The main customers for the plans are small businesses—typically “profitable professional service companies” such as law firms or independent medical groups, with a high ratio of owners to staff, Kravitz says. “They’re also a great way [for advisers] to get out of the HR [human resources] room and into the board room,” as they give access to company owners for potential wealth management work, he adds.
The plans’ benefits for such owners can be great. If, as a Bernstein study says, Americans should now save 20% annually to be retirement ready, high-earners must save significantly more than under a 401(k) and a profit-sharing plan. Moreover, many small-practice owners have put off saving, to invest in their business or pay off student loans, Lippman says. As they approach retirement, the plans let them “turbo-charge their saving. That’s the whole crux of why they’re popular.”

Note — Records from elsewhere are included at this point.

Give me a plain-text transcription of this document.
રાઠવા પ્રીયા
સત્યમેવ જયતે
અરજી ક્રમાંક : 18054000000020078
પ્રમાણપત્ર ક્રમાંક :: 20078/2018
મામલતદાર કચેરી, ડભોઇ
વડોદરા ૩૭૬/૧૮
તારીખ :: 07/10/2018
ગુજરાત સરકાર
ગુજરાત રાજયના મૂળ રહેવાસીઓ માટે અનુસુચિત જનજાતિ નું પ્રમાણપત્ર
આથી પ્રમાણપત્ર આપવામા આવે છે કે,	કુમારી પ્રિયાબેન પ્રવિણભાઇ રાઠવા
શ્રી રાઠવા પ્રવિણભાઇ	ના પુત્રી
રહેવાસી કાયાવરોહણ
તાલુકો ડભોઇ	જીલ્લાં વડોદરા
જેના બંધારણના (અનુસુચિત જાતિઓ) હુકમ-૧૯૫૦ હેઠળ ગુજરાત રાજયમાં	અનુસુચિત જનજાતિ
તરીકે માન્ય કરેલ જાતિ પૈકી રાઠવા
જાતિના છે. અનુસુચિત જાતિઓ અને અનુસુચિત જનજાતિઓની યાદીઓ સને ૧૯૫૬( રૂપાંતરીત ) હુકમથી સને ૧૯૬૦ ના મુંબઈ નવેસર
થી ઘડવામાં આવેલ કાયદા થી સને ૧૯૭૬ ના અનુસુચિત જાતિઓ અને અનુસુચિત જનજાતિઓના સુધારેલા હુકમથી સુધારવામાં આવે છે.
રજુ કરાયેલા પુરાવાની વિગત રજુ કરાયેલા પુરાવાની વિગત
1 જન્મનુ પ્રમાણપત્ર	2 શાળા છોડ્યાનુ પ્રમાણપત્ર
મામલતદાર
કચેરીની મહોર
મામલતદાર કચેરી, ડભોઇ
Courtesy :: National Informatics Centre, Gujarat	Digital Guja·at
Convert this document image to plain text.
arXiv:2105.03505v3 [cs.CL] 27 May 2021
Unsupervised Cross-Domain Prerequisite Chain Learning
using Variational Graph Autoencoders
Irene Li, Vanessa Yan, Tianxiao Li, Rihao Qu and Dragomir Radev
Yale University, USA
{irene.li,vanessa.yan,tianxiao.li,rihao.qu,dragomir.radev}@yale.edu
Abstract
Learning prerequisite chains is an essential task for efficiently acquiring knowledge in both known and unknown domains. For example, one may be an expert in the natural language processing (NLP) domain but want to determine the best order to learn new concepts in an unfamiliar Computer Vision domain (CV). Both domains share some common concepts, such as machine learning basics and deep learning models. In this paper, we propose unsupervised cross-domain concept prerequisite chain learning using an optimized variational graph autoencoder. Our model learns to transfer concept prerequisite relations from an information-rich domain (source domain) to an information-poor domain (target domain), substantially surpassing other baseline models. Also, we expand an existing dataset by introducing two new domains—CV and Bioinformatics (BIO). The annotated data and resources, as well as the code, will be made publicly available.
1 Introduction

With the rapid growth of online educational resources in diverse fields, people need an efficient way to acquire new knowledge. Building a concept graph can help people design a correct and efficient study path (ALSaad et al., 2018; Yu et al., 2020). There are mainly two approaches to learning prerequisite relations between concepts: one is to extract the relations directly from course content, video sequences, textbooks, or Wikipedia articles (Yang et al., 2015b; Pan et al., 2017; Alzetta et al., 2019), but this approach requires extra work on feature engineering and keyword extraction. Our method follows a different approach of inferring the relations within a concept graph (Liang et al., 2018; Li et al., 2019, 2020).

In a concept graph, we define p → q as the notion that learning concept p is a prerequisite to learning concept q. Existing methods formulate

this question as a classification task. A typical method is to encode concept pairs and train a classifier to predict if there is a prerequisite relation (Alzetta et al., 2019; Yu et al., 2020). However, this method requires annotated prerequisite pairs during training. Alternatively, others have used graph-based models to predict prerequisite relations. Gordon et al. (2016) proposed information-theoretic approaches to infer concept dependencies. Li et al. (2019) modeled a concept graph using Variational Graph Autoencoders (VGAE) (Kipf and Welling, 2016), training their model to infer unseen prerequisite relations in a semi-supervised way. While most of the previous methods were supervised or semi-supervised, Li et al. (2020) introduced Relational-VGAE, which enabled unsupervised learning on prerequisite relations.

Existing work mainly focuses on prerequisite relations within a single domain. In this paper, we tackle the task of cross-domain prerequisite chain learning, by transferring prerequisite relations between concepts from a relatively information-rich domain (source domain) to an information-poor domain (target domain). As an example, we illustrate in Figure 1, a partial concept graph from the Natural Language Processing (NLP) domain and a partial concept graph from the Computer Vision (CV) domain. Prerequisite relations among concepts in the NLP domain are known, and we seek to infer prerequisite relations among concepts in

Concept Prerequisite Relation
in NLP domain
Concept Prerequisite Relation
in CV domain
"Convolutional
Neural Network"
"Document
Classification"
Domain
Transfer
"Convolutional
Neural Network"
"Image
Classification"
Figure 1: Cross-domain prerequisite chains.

Advisers benefit, too, as cash balance plans can be lucrative, sources say. As with a 401(k) plan, the adviser helps design the portfolio and monitors its effectiveness, providing investment advice, Kravitz says.
Unlike with wealth management, “there are guaranteed contributions coming each year,” Lippman says. “A plan might start with $1 million and every year give you another million dollars. They grow much faster than other accounts.”
Advisers must be patient at the start, though, he adds. They may need to analyze, with an actuary’s help, the advisability of such a plan, possibly add an employee 401(k) to pass nondiscrimination testing and, in some cases, postpone full funding until the next September 15. “It’s a longer sales cycle before the money gets invested,” which can deter some advisers, Lippman says.
Advisers will continue to need an actuary’s aid, Kravitz says. “A good adviser typically has a firm he feels comfortable dealing with that he can introduce to his client and make part of the team. The adviser brings the innovative plan design idea. The actuarial firm does the design and annual administration, and must sign off on the annual tax return.”